Они вздрогнули от неожиданности. В двух шагах от них стояла улыбающаяся Мануэла.
— Я все слышала, — сказала она. — Благодарю, дон Фернандо, за ваши трогательные слова. Они нашли отзвук в моем сердце. Но Эстебан прав: долг требует, чтобы он последовал за вами, не надо его отговаривать.
Он принадлежит к роду, где не принято уклоняться от долга. Пусть он едет с вами. Так надо. Если он погибнет, я буду его оплакивать, я, может быть, умру от горя, но умру, благословляя его, потому что он погибнет за тех, кому на протяжении пяти поколений мы клялись служить верой и правдой.
Дон Фернандо с восторгом смотрел на эту женщину, которая, несмотря на безграничную любовь к сыну, не колеблясь, готова была пожертвовать им во имя долга. Он был совершенно обезоружен этой мужественной женщиной. Он не находил слов для выражения обуревавших его чувств и потому лишь молча кивнул головой.
— Поезжайте, дети, — продолжала Мануэла, воздев глаза к небу с безмолвной мольбой. — Вездесущий Господь увидит вашу преданность и вознаградит вас. Покровительство Всемогущего будет сопутствовать вам и защитит вас от опасностей, подстерегающих вас в пути. Поезжайте без страха. Я верю, что вас ждет успех. До свидания!
— Благодарим, матушка! — ответили молодые люди, тронутые до слез.
Бедная женщина по очереди прижала их крепко к груди, потом, собрав всю свою волю, спокойно сказала:
— Помните правило кодекса чести: делай, что должен делать, пусть будет, что будет! До свидания, до свидания!
Она повернулась и быстро исчезла за пологом в шалаше, потому что, как ни старалась, не могла сдержать слезы. Слезы же, как она считала, могли поколебать их решимость.
Молодые люди пребывали минуту в задумчивости, глядя ей вслед.
— Вы видите, друг, — сказал наконец Эстебан, — мать приказывает мне следовать за вами.
— Пусть будет по вашему, Эстебан, — ответил дон Фернандо со вздохом. — Я не должен долее противиться вашему желанию.
— Наконец!
Дон Фернандо внимательно посмотрел на небо.
— Три часа утра, четвертого половина. Рассветает. Пора в путь.
Ни говоря ни слова, Эстебан пошел за лошадьми. Через минуту друзья неслышно покинули лагерь и, отъехав на некоторое расстояние, помчались во весь опор.
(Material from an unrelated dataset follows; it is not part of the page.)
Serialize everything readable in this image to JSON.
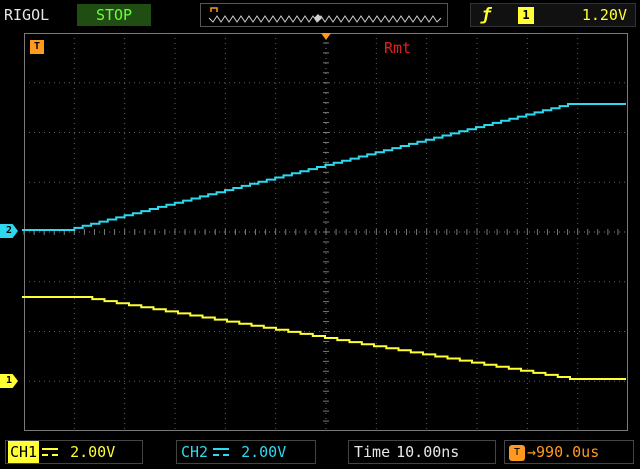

До восхода солнца они проехали шесть миль. Путь их пролегал по зеленому берегу одной из многочисленных не имеющих названия речушек, которые прорезывают пустыню во всех направлениях и рано или поздно вливаются в более крупную реку.
— Сделаем короткую остановку, — сказал дон Фернандо. — Во-первых, надо дать отдых лошадям, а во-вторых, обдумать наши дальнейшие действия.
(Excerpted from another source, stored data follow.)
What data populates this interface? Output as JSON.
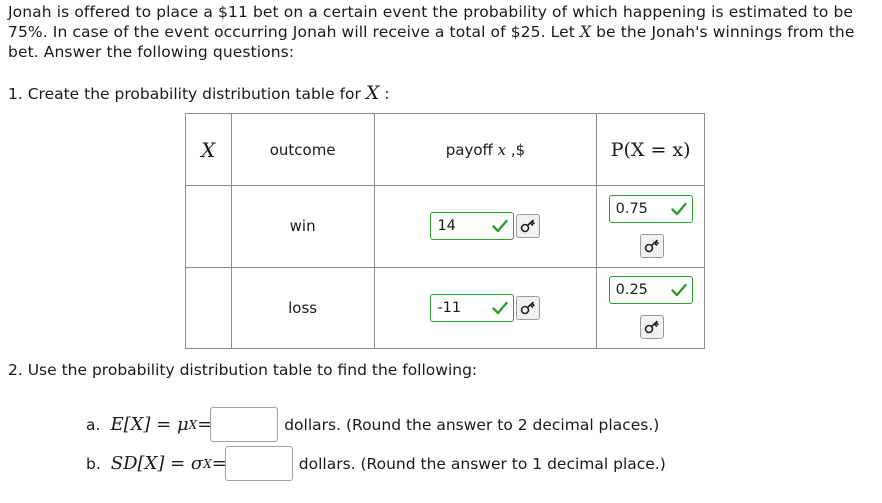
{
  "intro_text": "Jonah is offered to place a $11 bet on a certain event the probability of which happening is estimated to be 75%. In case of the event occurring Jonah will receive a total of $25. Let",
  "intro_var": "X",
  "intro_text_end": "be the Jonah's winnings from the bet. Answer the following questions:",
  "q1": {
    "text": "1. Create the probability distribution table for",
    "var": "X",
    "colon": ":"
  },
  "table": {
    "headers": {
      "x": "X",
      "outcome": "outcome",
      "payoff_prefix": "payoff",
      "payoff_var": "x",
      "payoff_suffix": ",$",
      "prob": "P(X = x)"
    },
    "rows": [
      {
        "x": "",
        "outcome": "win",
        "payoff": "14",
        "prob": "0.75"
      },
      {
        "x": "",
        "outcome": "loss",
        "payoff": "-11",
        "prob": "0.25"
      }
    ]
  },
  "q2": {
    "text": "2. Use the probability distribution table to find the following:"
  },
  "part_a": {
    "label": "a.",
    "expr": "E[X] = μ",
    "sub": "X",
    "eq": "=",
    "value": "",
    "suffix": "dollars. (Round the answer to 2 decimal places.)"
  },
  "part_b": {
    "label": "b.",
    "expr": "SD[X] = σ",
    "sub": "X",
    "eq": "=",
    "value": "",
    "suffix": "dollars. (Round the answer to 1 decimal place.)"
  },
  "colors": {
    "correct_green": "#2e9e2e",
    "border_gray": "#8c8c8c"
  },
  "icons": {
    "correct": "check-icon",
    "key": "key-icon"
  }
}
Они разнуздали лошадей и пустили их щипать траву на берегу реки.
— Теперь, друг мой, — сказал дон Фернандо. — Я должен ввести вас в курс дел в связи с предстоящей операцией, а главное — тех опасностей, которые могут нам встретиться на пути. Через две мили начнется болото, кишащее ядовитыми змеями, и нам необходимо принять меры, чтобы избежать их смертоносных укусов.
— Черт побери! — воскликнул Эстебан, слегка побледнев.
— Не беспокойтесь. Мы должны надеть кирасы, и тогда можно не опасаться ходить, наступая на головы самых опасных змей.